To the right of the main hall is an area that is off-limits to the general public as it’s a living quarters and meditation area for the nuns. To the left of the main hall, on the other hand, is Geukrak-jeon (Paradise Hall). Inside the main hall, and on the main altar, is Amita Bul (The Buddha of the Western Paradise) in the centre. To his left is Gwanseum-bosal (The Bodhisattva of Compassion) and Daesaeji-bosal (The Bodhisattva of Great Power). The exterior of this buidling contains numerous unique paintings to this temple like monkeys playing. Even further left is the more compact three-tiered pagoda that dates back to the late Silla Dynasty. Behind the Geukrak-jeon Hall is Josa-jeon, which is a hall for placing the portraits of historic priests that resided at the temple. At the centre of these paintings is a painting of the founding monk, Doui. To the right, and behind the main hall up a couple flights of stairs and well-manicured grounds, is a stupa that contains the earthly remains of the founding monk, Doui. From this stupa, you can see the entire temple compound. There are some beautiful views of the valley, the temple, and the mountains above from here.

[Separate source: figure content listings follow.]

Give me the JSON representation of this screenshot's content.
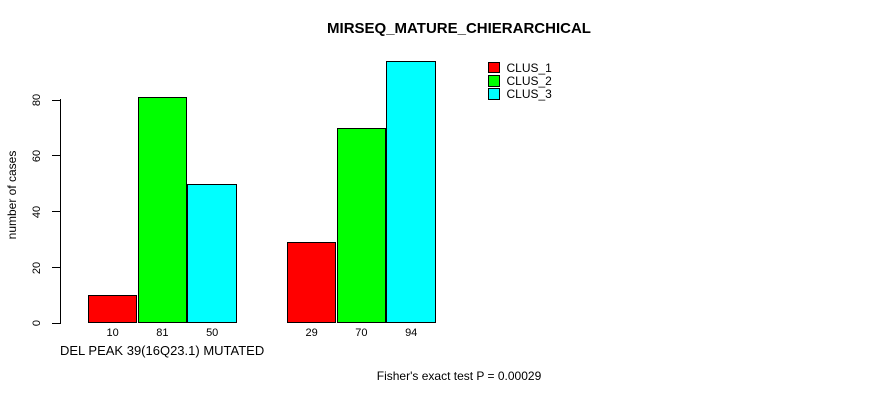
{
  "chart_data": {
    "type": "bar",
    "title": "MIRSEQ_MATURE_CHIERARCHICAL",
    "ylabel": "number of cases",
    "xlabel": "DEL PEAK 39(16Q23.1) MUTATED",
    "annotation": "Fisher's exact test P = 0.00029",
    "yticks": [
      0,
      20,
      40,
      60,
      80
    ],
    "ylim": [
      0,
      95
    ],
    "grid": false,
    "legend_position": "top-right",
    "groups": 2,
    "series": [
      {
        "name": "CLUS_1",
        "color": "#ff0000",
        "values": [
          10,
          29
        ]
      },
      {
        "name": "CLUS_2",
        "color": "#00ff00",
        "values": [
          81,
          70
        ]
      },
      {
        "name": "CLUS_3",
        "color": "#00ffff",
        "values": [
          50,
          94
        ]
      }
    ],
    "bar_value_labels": [
      [
        10,
        81,
        50
      ],
      [
        29,
        70,
        94
      ]
    ],
    "colors": {
      "background": "#ffffff",
      "axis": "#000000",
      "text": "#000000"
    }
  }
}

HOW TO GET THERE: First, you’ll either have to get to Miryang, Ulsan or Eonyang to get a connecting bus to the SeoknamsaTemple. From Miryang, you can take one of the numerous buses that travels throughout the day from the Miryang Bus Terminal. The cost of the bus ride costs about 5,000 Won. You can take bus number 807 or 1713 from near the Ulsan intercity bus terminal. Also, you can take the Eonyang city bus that travels out to the temple eleven times during the day.

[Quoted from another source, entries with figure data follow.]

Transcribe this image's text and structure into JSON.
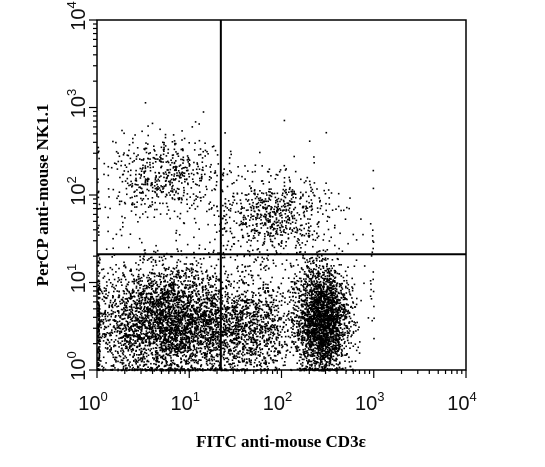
{
  "chart_data": {
    "type": "scatter",
    "xlabel": "FITC anti-mouse CD3ε",
    "ylabel": "PerCP anti-mouse NK1.1",
    "xscale": "log",
    "yscale": "log",
    "xlim": [
      1,
      10000
    ],
    "ylim": [
      1,
      10000
    ],
    "x_ticks": [
      {
        "base": "10",
        "exp": "0",
        "value": 1
      },
      {
        "base": "10",
        "exp": "1",
        "value": 10
      },
      {
        "base": "10",
        "exp": "2",
        "value": 100
      },
      {
        "base": "10",
        "exp": "3",
        "value": 1000
      },
      {
        "base": "10",
        "exp": "4",
        "value": 10000
      }
    ],
    "y_ticks": [
      {
        "base": "10",
        "exp": "0",
        "value": 1
      },
      {
        "base": "10",
        "exp": "1",
        "value": 10
      },
      {
        "base": "10",
        "exp": "2",
        "value": 100
      },
      {
        "base": "10",
        "exp": "3",
        "value": 1000
      },
      {
        "base": "10",
        "exp": "4",
        "value": 10000
      }
    ],
    "quadrant_gates": {
      "x": 22,
      "y": 21
    },
    "point_color": "#000000",
    "populations": [
      {
        "center_x": 6,
        "center_y": 3.5,
        "spread_log_x": 0.42,
        "spread_log_y": 0.32,
        "relative_density": 0.43
      },
      {
        "center_x": 270,
        "center_y": 3.8,
        "spread_log_x": 0.14,
        "spread_log_y": 0.3,
        "relative_density": 0.3
      },
      {
        "center_x": 45,
        "center_y": 3,
        "spread_log_x": 0.25,
        "spread_log_y": 0.3,
        "relative_density": 0.1
      },
      {
        "center_x": 5,
        "center_y": 170,
        "spread_log_x": 0.32,
        "spread_log_y": 0.22,
        "relative_density": 0.06
      },
      {
        "center_x": 80,
        "center_y": 60,
        "spread_log_x": 0.3,
        "spread_log_y": 0.22,
        "relative_density": 0.07
      },
      {
        "center_x": 40,
        "center_y": 15,
        "spread_log_x": 0.9,
        "spread_log_y": 0.6,
        "relative_density": 0.04
      }
    ]
  }
}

OVERALL RATING: 7.5/10. While not as impressive as the neighbouring temple, Unmunmsa Temple, Seoknamsa Temple has a lot to offer the Korean temple adventurer. One of the highlights of the temple is where Seoknamsa Temple is situated with the beautiful and cascading stream, as well as towering Mount Gaji. Also the imposingly ancient three-tiered pagoda is another highlight to the adventure. Uniquely, the temple also has the remains of the founding monk in a stupa that overlooks the temple grounds. For all these reasons, I would recommend visiting this little traveled hidden gem of a temple.